Preceding Bush to Los Angeles, Bentsen inspected evidence of gang violence--guns, knives and a bullet-riddled car--which he said had increased during the Reagan administration. Bentsen said Bush had led the war against drugs as vice president and "blew it badly."
The GOP nominee, elated by an eight-point lead over Dukakis in public opinion polls, relaxed at his Washington home this weekend before leaving tomorrow for appearances in New Jersey, Illinois, Missouri, California and Ohio.
Bush also planned to announce the formation of a national security advisory task force including former Secretary of State Henry A. Kissinger, former U.N. ambassador Jeane Kirkpatrick, former national security adviser Brent Scowcroft and Zbigniew Brzezinski, who was President Carter's national security adviser.
"I mean to win this election," Bush said repeatedly last week. And Dukakis finally heeded his worried supporters' pleas to take a more combative, aggressive stance against Bush.
The Democratic nominee stepped up the attack at a news conference yesterday in which he denounced the vice president for employing three senior advisers who also are partners in a Washington lobbying firm hired by the government of the Bahamas to improve its image among Reagan administration officials.
Dukakis released a memo by the firm of Charles R. Black, Paul J. Manafort and Roger J. Stone which boasted of the company's influence inside the administration and listed more than a dozen contacts in Bush's office.
The firm received $800,000 in 1985 and 1986 from the Bahamian government. The Bahamian prime minister, Lynden O. Pindling, has long been suspected of involvement with drug traffickers.
"The measure of a president is the quality and integrity of the people with whom he surrounds himself," Dukakis said. "The American people have the right to know that the back door of the White House will not be the front door for paid agents of foreign governments. In a Dukakis White House, there will be no back doors for foreign lobbyists."
Dukakis referred to other campaign aides who reportedly have been sympathetic to Nazis and Nazi organizations, including Jerome Brentar, who resigned as co-chairman of a Bush campaign organization for ethnic groups when it was disclosed that he once defended convicted Nazi war criminal John Demjanjuk.
"I think it says a great deal about that campaign," Dukakis said. "It says a great deal about the judgment of Mr. Bush."
Dukakis also twitted Bush Business president of the Senate for never proposing that senators recite the Pledge of Allegiance as part of their legislative business.
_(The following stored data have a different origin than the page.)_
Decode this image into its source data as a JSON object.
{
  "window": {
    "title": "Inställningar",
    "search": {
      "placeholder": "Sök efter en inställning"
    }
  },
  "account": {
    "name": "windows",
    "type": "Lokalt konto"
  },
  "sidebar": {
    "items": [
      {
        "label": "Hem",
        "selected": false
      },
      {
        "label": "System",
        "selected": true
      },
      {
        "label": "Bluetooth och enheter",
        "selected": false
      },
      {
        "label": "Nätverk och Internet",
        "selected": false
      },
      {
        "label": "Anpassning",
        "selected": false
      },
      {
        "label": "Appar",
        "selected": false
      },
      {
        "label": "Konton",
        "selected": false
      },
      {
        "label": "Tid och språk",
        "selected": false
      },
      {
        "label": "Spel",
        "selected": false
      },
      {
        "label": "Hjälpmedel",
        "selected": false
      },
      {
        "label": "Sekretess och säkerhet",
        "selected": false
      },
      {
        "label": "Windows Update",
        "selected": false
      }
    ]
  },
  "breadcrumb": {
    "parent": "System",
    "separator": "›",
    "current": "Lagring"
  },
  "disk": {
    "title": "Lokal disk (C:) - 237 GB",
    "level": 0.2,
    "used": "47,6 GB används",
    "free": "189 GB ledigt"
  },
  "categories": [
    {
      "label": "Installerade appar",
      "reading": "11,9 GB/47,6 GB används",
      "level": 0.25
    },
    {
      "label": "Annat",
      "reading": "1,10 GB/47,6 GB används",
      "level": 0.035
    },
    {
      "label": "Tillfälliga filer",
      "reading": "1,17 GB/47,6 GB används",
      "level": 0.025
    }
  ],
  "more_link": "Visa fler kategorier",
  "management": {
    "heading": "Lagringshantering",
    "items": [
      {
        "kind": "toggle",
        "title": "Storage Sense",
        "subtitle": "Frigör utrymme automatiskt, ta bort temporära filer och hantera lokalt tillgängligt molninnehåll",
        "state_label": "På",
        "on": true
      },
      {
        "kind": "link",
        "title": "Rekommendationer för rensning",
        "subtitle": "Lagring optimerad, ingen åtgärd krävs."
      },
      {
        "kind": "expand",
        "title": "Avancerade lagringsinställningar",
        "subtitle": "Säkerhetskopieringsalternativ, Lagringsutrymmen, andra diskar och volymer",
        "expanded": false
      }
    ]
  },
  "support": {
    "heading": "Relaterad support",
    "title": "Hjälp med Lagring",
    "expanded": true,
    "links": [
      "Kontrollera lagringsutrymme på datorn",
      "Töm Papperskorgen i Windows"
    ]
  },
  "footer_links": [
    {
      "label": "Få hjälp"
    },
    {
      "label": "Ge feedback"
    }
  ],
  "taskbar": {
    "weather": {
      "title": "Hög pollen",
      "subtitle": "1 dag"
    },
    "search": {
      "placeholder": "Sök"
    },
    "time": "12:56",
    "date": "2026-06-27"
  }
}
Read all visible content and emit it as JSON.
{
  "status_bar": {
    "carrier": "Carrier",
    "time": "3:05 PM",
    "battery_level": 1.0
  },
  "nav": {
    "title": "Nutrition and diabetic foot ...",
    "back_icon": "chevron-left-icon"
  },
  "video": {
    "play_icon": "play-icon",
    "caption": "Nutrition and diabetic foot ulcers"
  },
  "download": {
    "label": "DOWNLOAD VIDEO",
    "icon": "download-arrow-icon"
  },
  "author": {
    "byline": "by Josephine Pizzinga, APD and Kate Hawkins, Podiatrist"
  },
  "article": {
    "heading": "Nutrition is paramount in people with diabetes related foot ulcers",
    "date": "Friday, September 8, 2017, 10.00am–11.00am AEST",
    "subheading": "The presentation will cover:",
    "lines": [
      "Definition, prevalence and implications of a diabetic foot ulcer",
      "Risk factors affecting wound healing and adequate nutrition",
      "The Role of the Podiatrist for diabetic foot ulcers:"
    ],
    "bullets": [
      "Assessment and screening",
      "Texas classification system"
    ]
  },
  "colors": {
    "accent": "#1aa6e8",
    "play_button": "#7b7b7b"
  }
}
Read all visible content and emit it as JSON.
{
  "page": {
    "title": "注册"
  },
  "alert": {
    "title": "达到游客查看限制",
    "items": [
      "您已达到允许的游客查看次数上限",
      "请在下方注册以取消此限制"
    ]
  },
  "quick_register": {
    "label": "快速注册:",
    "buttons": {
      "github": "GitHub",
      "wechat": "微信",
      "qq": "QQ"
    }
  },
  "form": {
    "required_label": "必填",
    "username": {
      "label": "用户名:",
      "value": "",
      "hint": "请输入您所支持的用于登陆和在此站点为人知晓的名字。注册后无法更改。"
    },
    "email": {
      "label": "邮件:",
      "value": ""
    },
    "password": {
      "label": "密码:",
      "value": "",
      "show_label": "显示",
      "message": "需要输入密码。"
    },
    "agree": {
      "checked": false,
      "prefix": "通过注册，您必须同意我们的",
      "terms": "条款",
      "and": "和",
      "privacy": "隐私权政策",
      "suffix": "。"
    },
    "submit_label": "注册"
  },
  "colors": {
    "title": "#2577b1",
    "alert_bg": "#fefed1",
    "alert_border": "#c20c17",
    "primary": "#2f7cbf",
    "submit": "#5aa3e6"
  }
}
That comment, and his reference to pledging allegiance to only one flag, was the nominee's response to Bush's frequent criticism of Dukakis for vetoing a state bill aimed at requiring public school teachers to lead their classes in reciting the pledge. Dukakis says he was advised that the bill was unconstitutional.
Bentsen toured the Los Angeles Country Sheriff's "Operation Safe Streets" program in the Carson area, a major site of violent gang activities, and took the occasion to blast Bush's role in the administration's anti-drug campaign.